First a little background. Across Texas, drug overdose is the leading cause of maternal death up to one year after childbirth, suicide is the fifth leading cause of maternal death, and many more mothers face pregnancy complications that too often have long-term health consequences for mothers and babies. The report notes that Texas has the highest uninsured rate in the nation for women of childbearing age (25 percent) and cuts off Medicaid health insurance for mothers about 60 days after childbirth.

This new report from Texans Care for Children found that the Central Texas region has the fourth highest maternal death rate out of the state’s eight health regions.  It details how untreated behavioral health conditions — such as maternal depression and substance use disorders — affect many new mothers in the region during the first year after childbirth and undermine their health and their babies’ health. And while treatment works, the authors found that for a few key reasons, treatment is often out of reach for many moms. The report authors found that women of color in Austin and the surrounding communities, understandably fear the consequences of admitting they need help.

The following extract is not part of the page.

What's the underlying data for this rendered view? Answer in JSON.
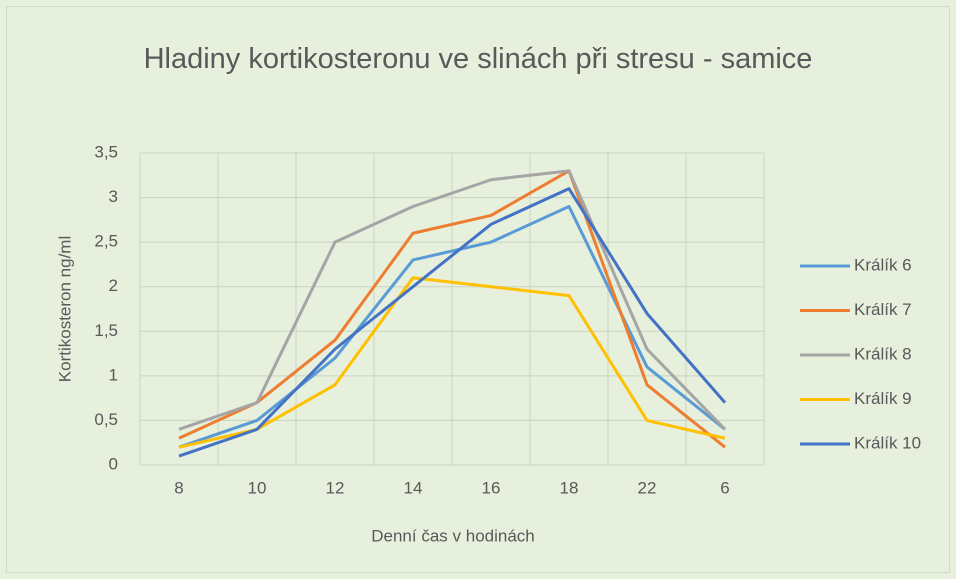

The report also identifies ways that community leaders — including local officials, health care providers, philanthropic foundations, and others — can improve support for local mothers during the first year after childbirth. While the report has a special focus on Central Texas, the data, findings, and action steps have implications for all Texas communities and beyond.

Key findings include:

  • Central Texas has significant maternal health challenges.
  • Central Texas must address the particular challenges that the region’s Black women and other women of color face as a result of the current and historical factors described in this report.
  • Key barriers limit access to maternal health support in Central Texas, including a lack of insurance coverage for postpartum behavioral health care for mothers, a lack of transportation to medical appointments, and too few trained behavioral health providers available to meet the needs of uninsured mothers.
  • There are underutilized opportunities to support maternal health in the region, including: raising awareness of the Healthy Texas Women program, increasing confidence to screen and refer clients for behavioral health challenges among Central Texas health professionals, co-locating medical and behavioral health services for mothers, and improving the availability and funding for doulas, perinatal community health workers, and other labor and postpartum supports beneficial for new mothers.

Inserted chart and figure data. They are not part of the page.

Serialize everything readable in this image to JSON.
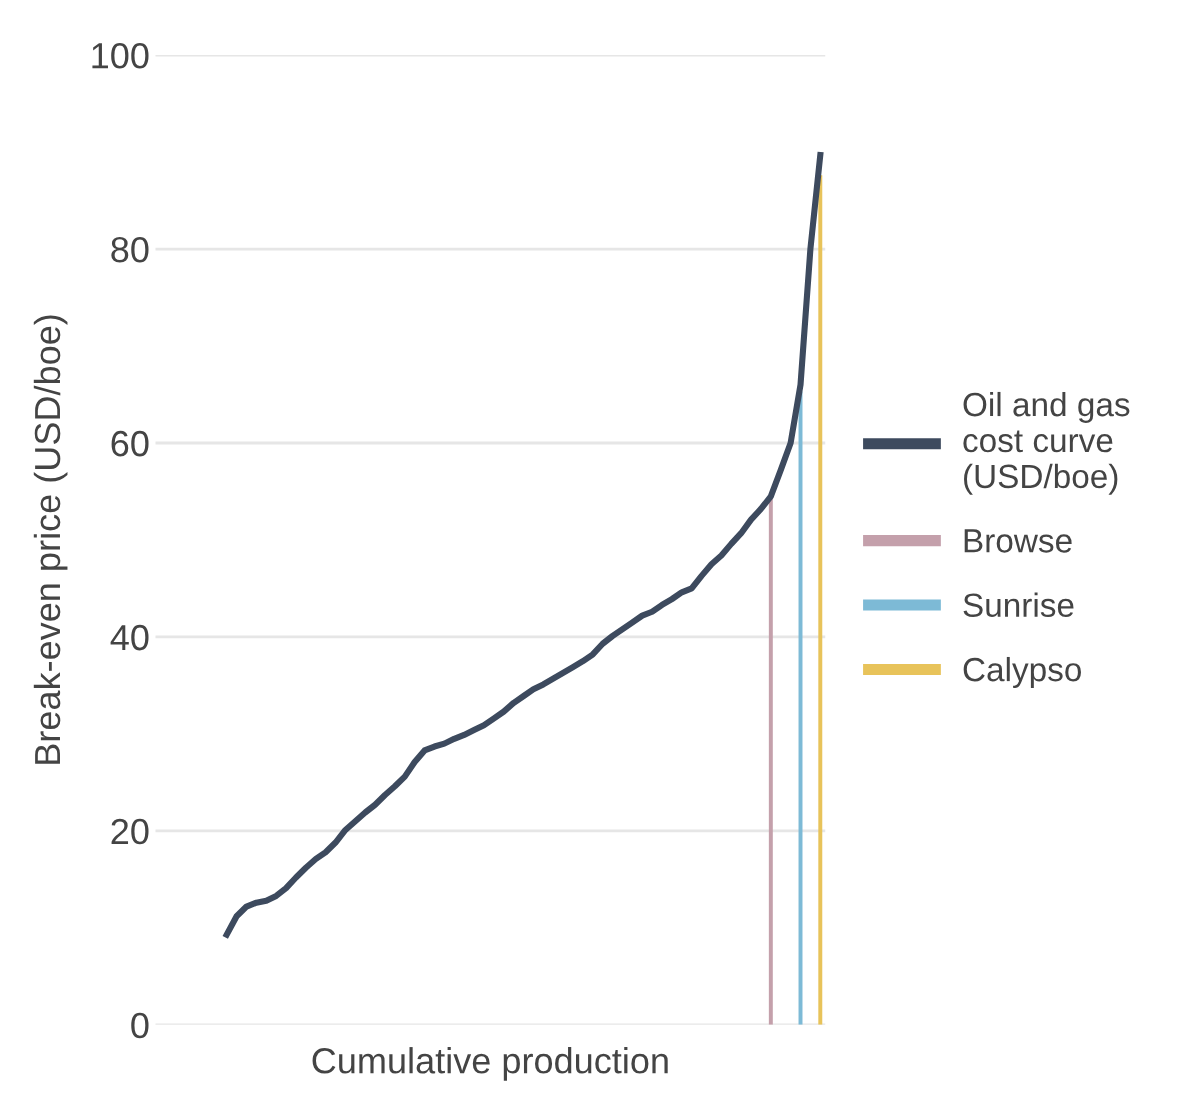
{
  "chart_data": {
    "type": "line",
    "xlabel": "Cumulative production",
    "ylabel": "Break-even price (USD/boe)",
    "categories": [
      null,
      null,
      null,
      null,
      null,
      null,
      null,
      null,
      null,
      null,
      null,
      null,
      null,
      null,
      null,
      null,
      null,
      null,
      null,
      null,
      null,
      null,
      null,
      null,
      null,
      null,
      null,
      null,
      null,
      null,
      null,
      null,
      null,
      null,
      null,
      null,
      null,
      null,
      null,
      null,
      null,
      null,
      null,
      null,
      null,
      null,
      null,
      null,
      null,
      null,
      null,
      null,
      null,
      null,
      null,
      null,
      null,
      null,
      null,
      null,
      null
    ],
    "series": [
      {
        "name": "Oil and gas\ncost curve\n(USD/boe)",
        "color": "#3d4a5e",
        "values": [
          9.3,
          11.2,
          12.2,
          12.6,
          12.8,
          13.3,
          14.1,
          15.2,
          16.2,
          17.1,
          17.8,
          18.8,
          20.1,
          21.0,
          21.9,
          22.7,
          23.7,
          24.6,
          25.6,
          27.1,
          28.3,
          28.7,
          29.0,
          29.5,
          29.9,
          30.4,
          30.9,
          31.6,
          32.3,
          33.2,
          33.9,
          34.6,
          35.1,
          35.7,
          36.3,
          36.9,
          37.5,
          38.2,
          39.3,
          40.1,
          40.8,
          41.5,
          42.2,
          42.6,
          43.3,
          43.9,
          44.6,
          45.0,
          46.3,
          47.5,
          48.4,
          49.6,
          50.7,
          52.1,
          53.2,
          54.5,
          57.2,
          60.0,
          66,
          80,
          89.7
        ]
      },
      {
        "name": "Browse",
        "type": "bar",
        "color": "#c4a0ab",
        "values": [
          null,
          null,
          null,
          null,
          null,
          null,
          null,
          null,
          null,
          null,
          null,
          null,
          null,
          null,
          null,
          null,
          null,
          null,
          null,
          null,
          null,
          null,
          null,
          null,
          null,
          null,
          null,
          null,
          null,
          null,
          null,
          null,
          null,
          null,
          null,
          null,
          null,
          null,
          null,
          null,
          null,
          null,
          null,
          null,
          null,
          null,
          null,
          null,
          null,
          null,
          null,
          null,
          null,
          null,
          null,
          54.6,
          null,
          null,
          null,
          null,
          null
        ]
      },
      {
        "name": "Sunrise",
        "type": "bar",
        "color": "#7dbad6",
        "values": [
          null,
          null,
          null,
          null,
          null,
          null,
          null,
          null,
          null,
          null,
          null,
          null,
          null,
          null,
          null,
          null,
          null,
          null,
          null,
          null,
          null,
          null,
          null,
          null,
          null,
          null,
          null,
          null,
          null,
          null,
          null,
          null,
          null,
          null,
          null,
          null,
          null,
          null,
          null,
          null,
          null,
          null,
          null,
          null,
          null,
          null,
          null,
          null,
          null,
          null,
          null,
          null,
          null,
          null,
          null,
          null,
          null,
          null,
          65.3,
          null,
          null
        ]
      },
      {
        "name": "Calypso",
        "type": "bar",
        "color": "#e8c35a",
        "values": [
          null,
          null,
          null,
          null,
          null,
          null,
          null,
          null,
          null,
          null,
          null,
          null,
          null,
          null,
          null,
          null,
          null,
          null,
          null,
          null,
          null,
          null,
          null,
          null,
          null,
          null,
          null,
          null,
          null,
          null,
          null,
          null,
          null,
          null,
          null,
          null,
          null,
          null,
          null,
          null,
          null,
          null,
          null,
          null,
          null,
          null,
          null,
          null,
          null,
          null,
          null,
          null,
          null,
          null,
          null,
          null,
          null,
          null,
          null,
          null,
          87.6
        ]
      }
    ],
    "ylim": [
      0,
      100
    ],
    "yticks": [
      0,
      20,
      40,
      60,
      80,
      100
    ],
    "grid": "y",
    "legend": "right",
    "tick_labels": "y",
    "marker": "none",
    "line_style": "solid"
  }
}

To address these barriers, the report makes several recommendations, including:

  • Maximize existing state programs by leveraging Medicaid to increase access to labor and other postpartum support, such as trained doulas, and promoting implementation of initiatives that remove obstacles in the Medicaid medical transportation program to connect more mothers with the care they need.
  • Improve training opportunities and support awareness campaigns, such as outreach and education activities to help more mothers and maternal health professionals to understand the process for requesting rides to health appointments through the medical transportation program or their Medicaid health plan.
  • Promote positive practice and health system changes, such as tele-health visits and initiatives, especially for new mothers without transportation or child care options, coupled with efforts to ensure insurance reimbursement parity between in-person and virtual visits.
  • Expand and support effective local programs, such as local substance use disorder treatment providers, case managers, other behavioral health specialists, and community mental health centers that serve Texans regardless of insurance or ability to pay.

Report co-author Adriana Kohler explains that “it’s going to take some work to ensure that Texas moms have the support they need to be healthy during that first year after childbirth but there are clear steps that community leaders can start taking now.”